За дудкой губ дворы из подворотен
Бредут, переминаясь с пяток к пядям
Вуалей тюли, пряча профиль гордый,
И пальцы тонкие разгаданной шарадой –
Годами треска улиц, лиц, торосов,
Причала штопкой льна, стежками сходней
На кольца дыма длинной папиросы,
И чёрно-белый трепет старых хроник
Под фонарём Ламьера встав вопросом.

Конкистадоры, кадры снежных пятен
В квадрат окна, дрожанием экрана –
«ты ждал меня – сегодня будет разве?»
И инквизитор, сжав себя сутаной,
По треснувшего зеркала лекалу
Выкраивает платье – донну Анну …

Марионеток свет, конфет обёртки,
Оборки полушубков, складни платьев,
Где инокини, выйдя из гримёрки,
Актёров и гусаров ждут объятий,
И обмороки с нюхательной солью,
И вываленный в перьях толстый, голый
Двойник луны – над крышами лунатик.

Визит начинается с эха дуэта,
От сквозняка из-под двери –
Почему-то волнуется рыжий сеттер,
И сумерек длинные звери
Читают распевно от алефа к тетте
Тревожную весть в алфабете…

Он – шелест царско-сельской аллеи –

Пророков в папирусе список,

Из звуков забытого Демон,

По зыбкой гуляющий жизни –

 

"фея моя голодная, в кардигане штопаном,
не сердись, принёс тебе четыре горошины –

не прозрачные бусины – стеклянные головы –
Олоферна, Ирода, Крестителя, и от воина
под Ревелем павшего позапрошлой осенью,

сохрани их за Иверской чудотворной иконою –
по весне станут бабочки, выйдут из коконов.

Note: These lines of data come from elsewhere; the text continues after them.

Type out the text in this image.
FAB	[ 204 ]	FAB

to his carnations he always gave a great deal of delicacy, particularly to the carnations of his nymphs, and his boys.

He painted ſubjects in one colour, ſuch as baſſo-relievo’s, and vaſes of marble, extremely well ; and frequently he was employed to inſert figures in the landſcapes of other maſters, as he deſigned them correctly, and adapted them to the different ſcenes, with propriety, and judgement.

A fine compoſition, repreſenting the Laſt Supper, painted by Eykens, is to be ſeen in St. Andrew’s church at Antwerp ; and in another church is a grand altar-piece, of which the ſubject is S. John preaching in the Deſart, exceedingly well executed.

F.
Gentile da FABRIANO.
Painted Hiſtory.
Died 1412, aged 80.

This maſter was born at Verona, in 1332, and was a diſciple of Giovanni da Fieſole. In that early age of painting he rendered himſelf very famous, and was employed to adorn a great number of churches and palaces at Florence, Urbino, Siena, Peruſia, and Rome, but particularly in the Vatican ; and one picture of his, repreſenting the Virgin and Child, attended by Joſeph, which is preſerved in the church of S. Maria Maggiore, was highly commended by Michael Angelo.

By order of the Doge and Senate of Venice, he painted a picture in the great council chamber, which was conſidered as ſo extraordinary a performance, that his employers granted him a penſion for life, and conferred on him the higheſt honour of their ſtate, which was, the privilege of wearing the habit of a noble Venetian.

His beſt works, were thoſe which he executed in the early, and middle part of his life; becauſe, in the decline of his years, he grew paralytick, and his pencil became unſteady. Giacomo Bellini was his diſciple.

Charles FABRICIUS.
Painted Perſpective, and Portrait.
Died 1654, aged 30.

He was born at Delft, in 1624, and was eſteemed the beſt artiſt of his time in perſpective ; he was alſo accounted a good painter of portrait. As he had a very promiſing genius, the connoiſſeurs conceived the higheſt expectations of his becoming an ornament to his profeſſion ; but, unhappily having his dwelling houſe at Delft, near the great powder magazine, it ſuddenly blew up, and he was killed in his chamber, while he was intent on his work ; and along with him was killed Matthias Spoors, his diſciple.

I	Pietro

помнишь? шли Итальянской, свернули на Невский,
оживали лужи – аккадские песни шествий
шептали, и с вывесок ржавых воды
пахли солью Сoдома, аптечной травою, йодом,

но увы, не лечили в лёгких рваные раны,
только выше и жиже этажей вырастали соты –
Марсельеза звучала на флейте и барабане."

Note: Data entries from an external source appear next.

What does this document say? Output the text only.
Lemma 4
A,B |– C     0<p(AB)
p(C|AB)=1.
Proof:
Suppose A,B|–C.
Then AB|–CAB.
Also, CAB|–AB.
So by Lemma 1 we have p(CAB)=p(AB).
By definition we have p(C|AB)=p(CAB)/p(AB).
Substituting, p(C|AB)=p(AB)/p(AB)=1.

Считая размеры, желанные строчки,

Всё выше, темнее, с манжеты сорочки

Не стиранной, ибо истёртые буквы

Ему заменили привычную утварь,

И тех, кто рядом воочью –

"нажужжи, милая, что-нибудь к ужину,
но не мёд в электрические пробирки,
здесь слепо, только сверкают дужки
и диоптрии ближе, чем Великий Ирод
просит трёх царей и твою подружку,
рассказать про то, как кормили сирот
воском свеч, маслом, ладаном, миррой.

принеси сивухи, от души в гранёный
плесни и ещё бы, щепоть махорки…
знаешь, я не Ваал, не Телец, не Молох,
хоть и дыбом шерсть по спине до холки,
но не трубный глас, а писклявый голос
мыши в подполе, мальчика из подола,
что на луже ловит хлебную корку с солью."

Она – жалость в каждом движеньи,

Склонить готова главу на колени

Ещё не рассказанным теням историй,

Но зная, что выйдя из голоса, горе

Меняет на нож окровавленый – лемех –

 

"связанная на спицах, чулком для луковиц храмовых,
не хвостонога*, Хронос, зовёт как пророчицу – Анна,
в бровь макаешь перо и пишешь – "О, матерь Изида!",
что же, давай дохлебаем – чай из кастрюли жидкий,
ложка – одна на двоих, край шершавый наточен остро,
это к тому, что придут – ряженные с погостов –
Лазарь – весь в пеленах, к бинтам приколот Георгий,
свят босиком, шинель с воротом красным, ворон
косит с плеча, кричит – "я – твоей чести сторож!"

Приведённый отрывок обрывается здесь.